Harry spalanca gli occhi all’improvviso, risvegliandosi nella sua camera. Cerca di calmare il fiatone, respirando a fondo. Louis si dimena nel sonno al suo fianco. E’ così bello… con i capelli lisci tutti in disordine, le spalle nude ormai forti e allenate, ma ad Harry non piaceva quell’espressione angosciata stampata in viso; e così “Lou..” lo sveglia, sussurrando “svegliati” percuotendolo delicatamente. L’altro si sveglia, reduce anche lui da un brutto incubo. Molto probabilmente lo stesso orribile incubo che da giorni li angosciava, sia di giorno che di notte.
Louis si stropiccia gli occhi, ancora mezzo addormentato, cercando il calore del corpo del suo amato Harry, trovandolo e portandoselo addosso. “Che ore sono?” chiede normalmente.
“Sono le dieci spaccate” sospira, rispondendo a una domanda come un’altra. Non quel giorno.
“Che giorno è?” Louis non è sicuro di voler davvero porre la seguente domanda tanto quando non vuole sentire la risposta, ma tanto vale.
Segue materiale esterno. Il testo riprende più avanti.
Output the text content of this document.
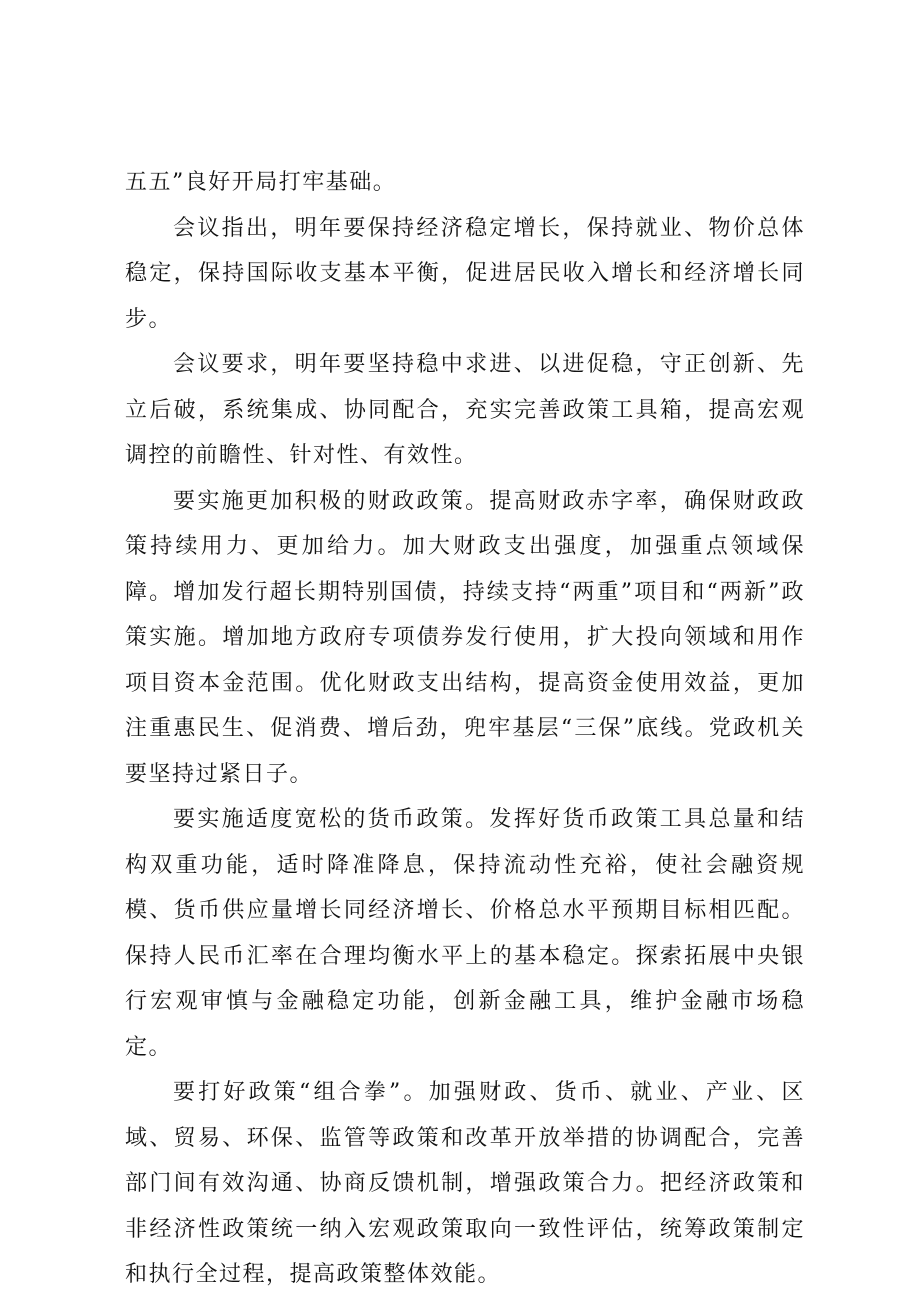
五五”良好开局打牢基础。

会议指出，明年要保持经济稳定增长，保持就业、物价总体稳定，保持国际收支基本平衡，促进居民收入增长和经济增长同步。

会议要求，明年要坚持稳中求进、以进促稳，守正创新、先立后破，系统集成、协同配合，充实完善政策工具箱，提高宏观调控的前瞻性、针对性、有效性。

要实施更加积极的财政政策。提高财政赤字率，确保财政政策持续用力、更加给力。加大财政支出强度，加强重点领域保障。增加发行超长期特别国债，持续支持“两重”项目和“两新”政策实施。增加地方政府专项债券发行使用，扩大投向领域和用作项目资本金范围。优化财政支出结构，提高资金使用效益，更加注重惠民生、促消费、增后劲，兜牢基层“三保”底线。党政机关要坚持过紧日子。

要实施适度宽松的货币政策。发挥好货币政策工具总量和结构双重功能，适时降准降息，保持流动性充裕，使社会融资规模、货币供应量增长同经济增长、价格总水平预期目标相匹配。保持人民币汇率在合理均衡水平上的基本稳定。探索拓展中央银行宏观审慎与金融稳定功能，创新金融工具，维护金融市场稳定。

要打好政策“组合拳”。加强财政、货币、就业、产业、区域、贸易、环保、监管等政策和改革开放举措的协调配合，完善部门间有效沟通、协商反馈机制，增强政策合力。把经济政策和非经济性政策统一纳入宏观政策取向一致性评估，统筹政策制定和执行全过程，提高政策整体效能。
“Lunedì” e la risposta potrebbe essere davvero perfetta se Harry non aggiungesse “Oggi è il giorno della Mietitura.” Nonostante la consapevolezza costante, sembrava che il peso del cielo si fosse poggiato su di loro. Si guardarono un momento negli occhi, spaventati, ansiosi, sconfitti, impotenti. Avevano deciso di passare la notte insieme, nella ‘lussuosa’ –per quanto una casa del Distretto 12 possa essere definita lussuosa- casa del figlio del Sindaco, Harry; quella potrebbe essere anche stata la loro ultima notte insieme, ma nessuno l’avrebbe mai ammesso ad alta voce. Ma anche in quel caso il fiume nero della consapevolezza li aveva infradiciati dalla testa ai piedi.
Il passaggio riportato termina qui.